Todd’s upbringing made it hard for him to fit in. Every fall before school, his dad took him to the discount outlet store for a new wardrobe, purchasing pants that were a foot too long at the start of the year and inches too short by June. His mom, in rare moments of sobriety, would make months’ worth of sandwiches and freeze them for the countless days that he and his adopted younger sister fended for themselves. He still cringes when recalling the texture of a thawed egg salad sandwich squashed inside a saggy lunch bag. Most days at school, he ate alone.
The Cool Guy
The summer before high school, Todd was sent to Sept-Iles to spend some time with extended family. It was the first exposure he had to living in normalcy, picking strawberries with cousins, staying in a home with laughter and smiles, not needing to be in a constantly hyper-vigilant state of anxiety and apprehension – “what was going to happen next”. Just before school started, he returned to discover that his parents were getting divorced (a relief after years of fighting). Mom was in rehab again and dad couldn’t take care of the kids while sorting out his affairs. So, Todd was thrust back into the foster system, everything he owned boxed up and thrown away. Within hours of returning home, he was living in a foster home of thirteen other boys – a different kind of chaos. Later that year, his father had a heart attack and passed away. At 15, “home” as he knew it was gone.
In the midst of this, Todd figured out that he was truly on his own and needed to find his own way. He got a job at Harveys and the pay cheque offered him a better wardrobe, one that actually fit. He stopped parting his afro hair into a caucasian side-poof. Looking less like Gumby and more like a “regular guy”, he noticed that all the people who had bullied or ignored him for years now wanted to be his friend. Almost overnight, he’d gone from outcast to cool.
We all remember those coming of age movies where the geek becomes popular – Sixteen Candles, Almost Famous… Todd’s story could have played out the same, the quintessential tale of transformation. Whether it was the hard knocks he’d experienced or just who he is and has always been, he wasn’t interested in the fairy tale. He could see how others treated him better when he looked a certain way even though he was still the same guy he’d always been. The only thing different was how he was perceived. The story that others knew. Todd recalls how fake the attention felt. He wanted nothing to do with being defined by others. He instead chose to hang out with a few who thought the way he thought and didn’t need the pull of the crowd to feel important.

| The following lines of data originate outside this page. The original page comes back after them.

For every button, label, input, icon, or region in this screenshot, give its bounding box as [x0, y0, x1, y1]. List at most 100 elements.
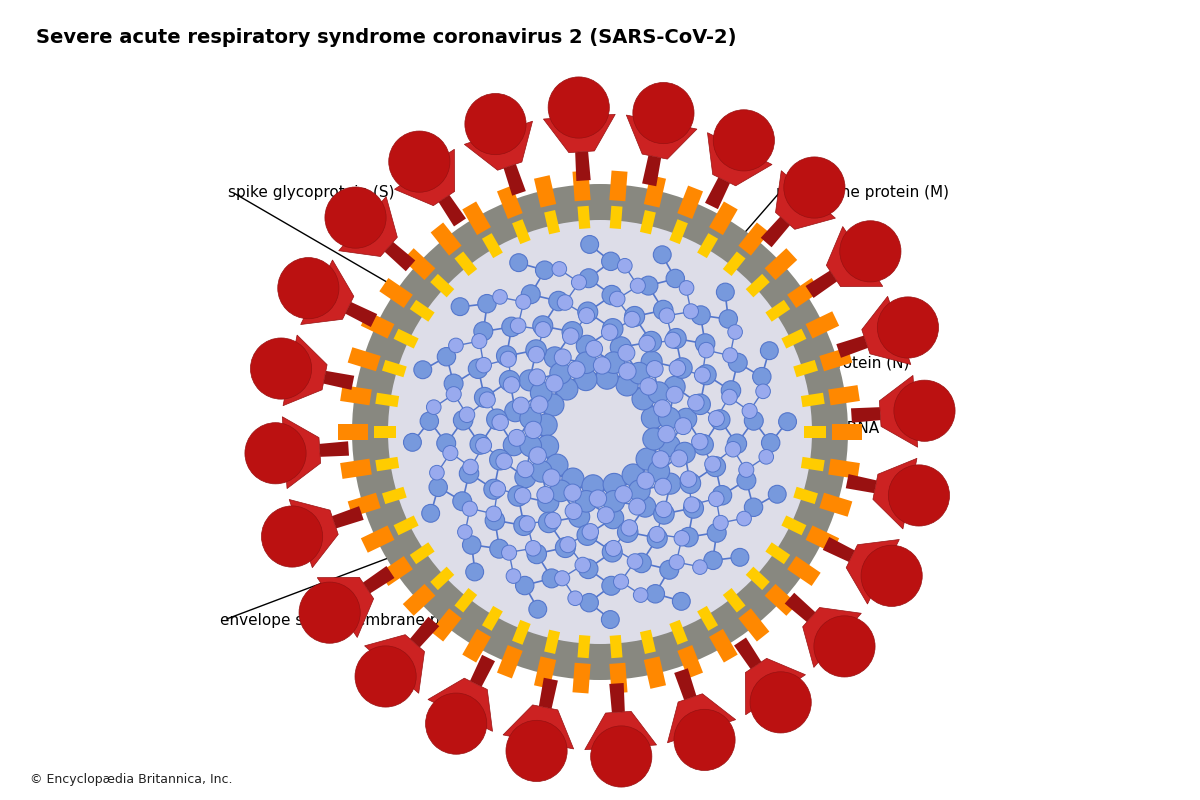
Polygon shape [846, 474, 877, 493]
Polygon shape [677, 645, 703, 678]
Circle shape [695, 367, 710, 383]
Circle shape [457, 525, 473, 539]
Circle shape [640, 378, 658, 395]
Polygon shape [800, 393, 824, 407]
Polygon shape [610, 170, 628, 202]
Circle shape [527, 544, 546, 564]
Polygon shape [677, 186, 703, 219]
Polygon shape [394, 329, 419, 349]
Circle shape [556, 378, 578, 400]
Circle shape [589, 490, 607, 507]
Circle shape [739, 462, 754, 478]
Circle shape [590, 726, 652, 787]
Polygon shape [504, 164, 526, 196]
Circle shape [659, 308, 674, 323]
Polygon shape [376, 393, 400, 407]
Circle shape [505, 401, 526, 422]
Polygon shape [340, 385, 372, 406]
Polygon shape [836, 336, 868, 358]
Circle shape [666, 329, 686, 349]
Circle shape [575, 369, 596, 390]
Circle shape [554, 349, 571, 366]
Polygon shape [282, 417, 320, 489]
Polygon shape [787, 556, 821, 586]
Circle shape [658, 426, 676, 442]
Polygon shape [766, 542, 791, 564]
Circle shape [613, 574, 629, 589]
Circle shape [506, 569, 521, 583]
Circle shape [475, 438, 492, 454]
Circle shape [569, 506, 589, 527]
Circle shape [637, 472, 654, 490]
Circle shape [581, 235, 599, 254]
Circle shape [614, 486, 632, 503]
Circle shape [654, 400, 671, 417]
Polygon shape [403, 248, 436, 280]
Circle shape [713, 515, 728, 530]
Circle shape [262, 506, 323, 567]
Polygon shape [482, 606, 503, 631]
Circle shape [653, 246, 671, 264]
Circle shape [606, 541, 622, 557]
Circle shape [464, 94, 526, 154]
Polygon shape [577, 206, 590, 229]
Circle shape [654, 504, 674, 524]
Circle shape [622, 520, 637, 536]
Circle shape [530, 461, 552, 482]
Polygon shape [403, 584, 436, 616]
Polygon shape [644, 657, 666, 689]
Polygon shape [827, 226, 883, 286]
Circle shape [630, 278, 646, 294]
Circle shape [629, 498, 646, 515]
Circle shape [530, 396, 548, 414]
Polygon shape [820, 347, 852, 371]
Circle shape [601, 610, 619, 629]
Polygon shape [642, 155, 661, 186]
Circle shape [737, 511, 751, 526]
Polygon shape [734, 638, 761, 669]
Circle shape [460, 407, 475, 422]
Polygon shape [323, 371, 354, 390]
Circle shape [575, 558, 590, 573]
Circle shape [721, 381, 740, 400]
Circle shape [692, 434, 713, 455]
Circle shape [446, 386, 461, 402]
Polygon shape [577, 635, 590, 658]
Polygon shape [805, 311, 839, 338]
Polygon shape [793, 486, 818, 504]
Circle shape [619, 362, 636, 380]
Polygon shape [348, 493, 380, 517]
Circle shape [692, 560, 707, 574]
Circle shape [601, 324, 618, 341]
Circle shape [490, 450, 510, 470]
Circle shape [704, 551, 722, 570]
Polygon shape [340, 458, 372, 479]
Polygon shape [431, 222, 462, 256]
Circle shape [708, 491, 724, 506]
Circle shape [542, 394, 564, 416]
Circle shape [388, 220, 812, 644]
Circle shape [496, 453, 512, 470]
Circle shape [500, 351, 516, 367]
Circle shape [618, 258, 632, 273]
Polygon shape [428, 678, 492, 731]
Circle shape [520, 435, 541, 457]
Circle shape [516, 576, 534, 594]
Circle shape [277, 258, 338, 318]
Circle shape [478, 294, 496, 313]
Polygon shape [722, 251, 745, 276]
Circle shape [516, 294, 530, 310]
Circle shape [691, 434, 708, 450]
Polygon shape [761, 217, 790, 247]
Circle shape [602, 542, 623, 562]
Circle shape [355, 646, 416, 707]
Circle shape [536, 486, 553, 503]
Polygon shape [385, 242, 415, 271]
Polygon shape [439, 195, 466, 226]
Circle shape [490, 539, 509, 558]
Circle shape [762, 434, 780, 452]
Circle shape [649, 526, 665, 542]
Polygon shape [674, 668, 696, 700]
Polygon shape [644, 175, 666, 207]
Circle shape [698, 342, 714, 358]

The Story Within the Story
There are more chapters to Todd’s story, chapters that got worse before they got better. Those chapters are for another day. The story of what happened to him and around him isn’t really the Story. They’re just the circumstances. The story that defined him – that defines all of us – was the one inside his head – the beliefs he held about himself and the world around him. He learned at a young age and never forgot that people will always chase what they perceive to be cool. Don’t get caught up in it. That does not define you. Choose wisely and well where you invest your time and with whom, from friendships to races to the person with whom you share your life. The only thing that needs to make sense is what makes sense to you. Be undefined by others.
And for those of us who only know our stories, learn the back stories of others. Get to know the quiet runner in the mid-pack who doesn’t say much but smiles all the way to her eyes. Chat with the new guy who shows up wearing sneakers and a pack of cigarettes rolled up in the sleeve of his cotton tee. Learn their stories. Tell yours. Don’t define others by what you’ve known – re-define your view of the world by what you learn.